= Jiang Kui =

Jiāng Kuí (姜夔) (c. 1155 Poyang - c. 1221 Hangzhou), courtesy name Yaozhang (堯章), art name Baishi Daoren (白石道人), also known as "Jiang Baishi" (姜白石), was a famous Chinese poet, composer, poetry theorist and calligrapher of the Song dynasty, particularly famed for his ci (song lyric poetry). He composed numerous poems, including the famous "He Bei Lai" and the more well known "San Wan Yue."

== Life ==
Jiang was born in Poyang (in today's Jiangxi province). His family was of mediocre social status and Kui himself did not obtain any post in the government throughout his life. His father was a county magistrate during the reign of Emperor Gaozong of Song.

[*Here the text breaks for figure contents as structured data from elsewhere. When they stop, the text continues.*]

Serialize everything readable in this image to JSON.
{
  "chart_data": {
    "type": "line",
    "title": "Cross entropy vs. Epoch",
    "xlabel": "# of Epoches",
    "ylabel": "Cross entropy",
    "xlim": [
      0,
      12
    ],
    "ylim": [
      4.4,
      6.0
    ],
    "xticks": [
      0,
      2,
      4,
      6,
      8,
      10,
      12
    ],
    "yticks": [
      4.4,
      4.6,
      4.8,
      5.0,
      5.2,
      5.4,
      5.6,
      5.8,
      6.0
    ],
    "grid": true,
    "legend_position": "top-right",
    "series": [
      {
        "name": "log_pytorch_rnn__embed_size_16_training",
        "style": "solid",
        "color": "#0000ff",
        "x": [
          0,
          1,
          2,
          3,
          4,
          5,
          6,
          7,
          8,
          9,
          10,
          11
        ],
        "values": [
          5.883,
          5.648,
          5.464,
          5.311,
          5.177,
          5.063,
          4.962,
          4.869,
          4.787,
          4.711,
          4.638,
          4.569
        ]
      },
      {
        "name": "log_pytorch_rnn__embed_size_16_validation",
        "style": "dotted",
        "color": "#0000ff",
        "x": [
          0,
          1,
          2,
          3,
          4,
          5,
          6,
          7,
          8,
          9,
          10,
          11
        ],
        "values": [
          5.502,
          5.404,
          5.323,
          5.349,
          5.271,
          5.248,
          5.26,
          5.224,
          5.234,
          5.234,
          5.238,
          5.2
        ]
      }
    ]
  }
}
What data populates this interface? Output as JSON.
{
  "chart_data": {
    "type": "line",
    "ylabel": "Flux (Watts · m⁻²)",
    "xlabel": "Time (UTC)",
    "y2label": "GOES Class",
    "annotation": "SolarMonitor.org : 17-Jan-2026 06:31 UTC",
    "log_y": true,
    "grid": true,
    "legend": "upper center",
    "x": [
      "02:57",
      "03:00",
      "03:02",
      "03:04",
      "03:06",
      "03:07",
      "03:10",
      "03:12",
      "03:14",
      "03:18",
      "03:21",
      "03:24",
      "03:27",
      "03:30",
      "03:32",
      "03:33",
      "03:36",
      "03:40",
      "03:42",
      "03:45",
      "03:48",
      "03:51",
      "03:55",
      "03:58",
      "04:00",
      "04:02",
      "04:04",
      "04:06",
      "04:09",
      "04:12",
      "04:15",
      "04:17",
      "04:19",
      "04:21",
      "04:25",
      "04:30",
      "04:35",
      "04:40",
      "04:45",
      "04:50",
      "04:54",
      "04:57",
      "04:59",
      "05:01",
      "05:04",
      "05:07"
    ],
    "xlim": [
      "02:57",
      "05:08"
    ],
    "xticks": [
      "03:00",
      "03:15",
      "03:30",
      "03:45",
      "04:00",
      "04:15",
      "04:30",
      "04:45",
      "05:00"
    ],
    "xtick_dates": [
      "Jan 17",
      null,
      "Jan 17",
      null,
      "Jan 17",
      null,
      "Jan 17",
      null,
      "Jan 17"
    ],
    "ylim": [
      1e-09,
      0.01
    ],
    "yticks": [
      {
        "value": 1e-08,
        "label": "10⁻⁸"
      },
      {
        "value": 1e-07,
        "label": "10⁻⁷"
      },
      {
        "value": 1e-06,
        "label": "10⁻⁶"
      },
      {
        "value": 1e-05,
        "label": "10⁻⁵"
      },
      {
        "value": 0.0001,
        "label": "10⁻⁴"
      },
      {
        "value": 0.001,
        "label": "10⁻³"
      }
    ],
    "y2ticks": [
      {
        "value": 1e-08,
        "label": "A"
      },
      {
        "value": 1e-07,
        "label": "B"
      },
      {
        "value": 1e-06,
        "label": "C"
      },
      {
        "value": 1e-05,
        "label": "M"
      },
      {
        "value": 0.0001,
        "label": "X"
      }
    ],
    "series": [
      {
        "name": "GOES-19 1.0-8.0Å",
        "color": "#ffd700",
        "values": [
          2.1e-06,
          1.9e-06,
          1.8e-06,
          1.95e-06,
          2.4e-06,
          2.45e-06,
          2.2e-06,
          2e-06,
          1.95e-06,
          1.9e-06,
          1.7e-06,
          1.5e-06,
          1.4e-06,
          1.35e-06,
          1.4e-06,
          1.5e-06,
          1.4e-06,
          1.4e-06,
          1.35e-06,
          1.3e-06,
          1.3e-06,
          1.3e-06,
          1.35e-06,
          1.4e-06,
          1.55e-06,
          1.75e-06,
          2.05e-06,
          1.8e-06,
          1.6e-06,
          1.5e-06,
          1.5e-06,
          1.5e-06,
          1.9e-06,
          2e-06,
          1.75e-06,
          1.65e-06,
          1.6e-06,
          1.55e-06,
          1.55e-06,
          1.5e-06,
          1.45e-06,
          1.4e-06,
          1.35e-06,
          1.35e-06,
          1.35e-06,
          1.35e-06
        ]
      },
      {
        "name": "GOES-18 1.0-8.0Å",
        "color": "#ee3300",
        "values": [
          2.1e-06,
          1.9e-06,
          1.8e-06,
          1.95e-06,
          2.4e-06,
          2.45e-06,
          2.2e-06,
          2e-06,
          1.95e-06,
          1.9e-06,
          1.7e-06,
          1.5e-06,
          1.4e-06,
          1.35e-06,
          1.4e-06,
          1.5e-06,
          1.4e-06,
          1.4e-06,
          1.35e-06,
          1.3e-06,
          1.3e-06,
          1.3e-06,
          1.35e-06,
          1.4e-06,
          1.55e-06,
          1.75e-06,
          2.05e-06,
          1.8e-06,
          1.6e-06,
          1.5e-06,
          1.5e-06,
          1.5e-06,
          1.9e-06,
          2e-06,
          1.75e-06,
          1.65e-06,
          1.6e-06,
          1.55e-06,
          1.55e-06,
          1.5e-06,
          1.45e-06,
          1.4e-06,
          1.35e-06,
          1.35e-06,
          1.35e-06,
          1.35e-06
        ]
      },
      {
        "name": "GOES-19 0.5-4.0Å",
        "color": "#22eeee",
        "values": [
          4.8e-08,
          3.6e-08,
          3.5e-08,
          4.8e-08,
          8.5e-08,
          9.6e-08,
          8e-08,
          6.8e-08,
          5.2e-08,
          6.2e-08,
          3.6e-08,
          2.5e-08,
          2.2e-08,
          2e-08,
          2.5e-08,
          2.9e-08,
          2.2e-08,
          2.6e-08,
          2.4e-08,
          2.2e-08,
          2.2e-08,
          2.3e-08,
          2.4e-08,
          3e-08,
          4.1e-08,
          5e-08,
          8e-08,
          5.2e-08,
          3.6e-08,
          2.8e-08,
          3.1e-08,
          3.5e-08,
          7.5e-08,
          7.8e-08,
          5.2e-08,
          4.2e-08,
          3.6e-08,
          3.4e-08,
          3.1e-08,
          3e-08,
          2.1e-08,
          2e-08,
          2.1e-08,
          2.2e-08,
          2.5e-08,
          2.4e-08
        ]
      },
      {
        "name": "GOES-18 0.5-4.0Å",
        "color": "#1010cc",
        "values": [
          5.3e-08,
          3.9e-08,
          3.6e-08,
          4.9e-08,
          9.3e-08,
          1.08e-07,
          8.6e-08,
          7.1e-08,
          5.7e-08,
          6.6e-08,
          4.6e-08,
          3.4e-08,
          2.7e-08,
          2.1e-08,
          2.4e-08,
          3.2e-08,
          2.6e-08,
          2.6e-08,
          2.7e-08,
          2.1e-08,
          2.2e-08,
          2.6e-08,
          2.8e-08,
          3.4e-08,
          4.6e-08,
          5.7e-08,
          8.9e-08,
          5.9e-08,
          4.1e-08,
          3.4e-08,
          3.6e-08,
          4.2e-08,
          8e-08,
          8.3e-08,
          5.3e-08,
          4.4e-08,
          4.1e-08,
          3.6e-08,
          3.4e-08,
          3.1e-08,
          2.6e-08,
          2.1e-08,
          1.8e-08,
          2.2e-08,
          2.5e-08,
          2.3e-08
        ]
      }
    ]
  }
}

Jiang made multiple attempts on the imperial exam but was not able to pass them. He traveled extensively between the regions of Hubei, Zhejiang, Anhui, Jiangsu and Fujian. He had close contacts with his contemporary poets and literati. Jiang Kui moved to Huzhou from Poyang before finally settling down in Hangzhou where he died.

== Poetry ==
Jiang's poetic style is notably influenced by Zhou Bangyan but his own style was distinct from other poets. In his early years as an abecedarian of poetry, his mentor was Xiao Ju (蕭𣂏). According to his own biography, Jiang values the originality of his poems more than the following of established poetic theories from the past. In the eyes of 13th century artist and art theorist Chen Yu, the poetry of Jiang Kui is marked by his candidness(as a lack of overly ink-horn words) and originality. Chen noted that Jiang's poetry was not influenced by his contemporaries. As a result, Jiang was able to establish his own school at the time and influence other poets that admired his works.

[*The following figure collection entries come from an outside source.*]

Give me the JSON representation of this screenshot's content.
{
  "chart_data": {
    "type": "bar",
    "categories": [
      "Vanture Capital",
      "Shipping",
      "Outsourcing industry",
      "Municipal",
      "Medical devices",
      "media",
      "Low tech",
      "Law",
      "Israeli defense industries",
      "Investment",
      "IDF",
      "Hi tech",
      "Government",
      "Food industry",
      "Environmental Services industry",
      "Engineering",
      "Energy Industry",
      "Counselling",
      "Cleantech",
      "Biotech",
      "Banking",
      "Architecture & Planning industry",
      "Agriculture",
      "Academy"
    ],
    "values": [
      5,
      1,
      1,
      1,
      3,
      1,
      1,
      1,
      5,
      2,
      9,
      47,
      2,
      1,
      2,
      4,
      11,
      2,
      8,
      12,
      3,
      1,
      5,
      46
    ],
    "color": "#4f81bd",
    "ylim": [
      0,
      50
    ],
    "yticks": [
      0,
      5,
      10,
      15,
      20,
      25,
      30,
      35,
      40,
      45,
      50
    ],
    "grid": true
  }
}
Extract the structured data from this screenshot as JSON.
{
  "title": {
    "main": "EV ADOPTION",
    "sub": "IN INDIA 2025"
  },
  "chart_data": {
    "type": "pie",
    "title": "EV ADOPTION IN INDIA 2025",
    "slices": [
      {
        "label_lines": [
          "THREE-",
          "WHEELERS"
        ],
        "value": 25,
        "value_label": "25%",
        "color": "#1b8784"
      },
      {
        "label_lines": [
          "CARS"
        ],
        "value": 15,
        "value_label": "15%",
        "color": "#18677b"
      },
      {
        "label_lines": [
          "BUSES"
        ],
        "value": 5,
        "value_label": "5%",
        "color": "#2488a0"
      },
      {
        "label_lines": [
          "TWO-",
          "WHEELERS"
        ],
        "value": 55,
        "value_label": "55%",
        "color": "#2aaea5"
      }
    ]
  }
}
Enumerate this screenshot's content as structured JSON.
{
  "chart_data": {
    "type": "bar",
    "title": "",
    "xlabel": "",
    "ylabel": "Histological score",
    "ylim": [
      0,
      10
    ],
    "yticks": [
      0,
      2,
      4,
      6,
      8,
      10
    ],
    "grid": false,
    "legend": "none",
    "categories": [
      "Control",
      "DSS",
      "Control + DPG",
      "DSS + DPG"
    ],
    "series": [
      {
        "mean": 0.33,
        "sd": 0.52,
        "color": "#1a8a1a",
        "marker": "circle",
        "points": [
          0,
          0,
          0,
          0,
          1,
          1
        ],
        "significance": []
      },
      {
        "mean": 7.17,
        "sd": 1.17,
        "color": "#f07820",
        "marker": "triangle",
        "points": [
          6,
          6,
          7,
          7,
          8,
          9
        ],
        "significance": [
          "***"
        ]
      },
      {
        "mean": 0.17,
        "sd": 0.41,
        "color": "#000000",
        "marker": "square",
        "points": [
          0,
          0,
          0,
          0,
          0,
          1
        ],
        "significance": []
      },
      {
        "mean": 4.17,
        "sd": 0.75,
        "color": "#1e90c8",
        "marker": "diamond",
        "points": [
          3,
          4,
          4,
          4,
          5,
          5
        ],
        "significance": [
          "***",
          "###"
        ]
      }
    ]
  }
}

Another 13th-century Ci poet Zhang Yan (張炎) described Jiang's poetic style as "Clouds that leave or stay without a trace", underlining the unpredictability of Jiang's poems.

== Musicology ==
Aside from being a poet, Jiang was also a musicologist of classical Chinese music. He was best known for his lyric poems. Jiang tried to restore the lost tunes of ancient times but was scoffed by the officials of Taichang Si (Office of Great constancy, a government department of ancient China in charge of ritualistic affairs as well as classical music).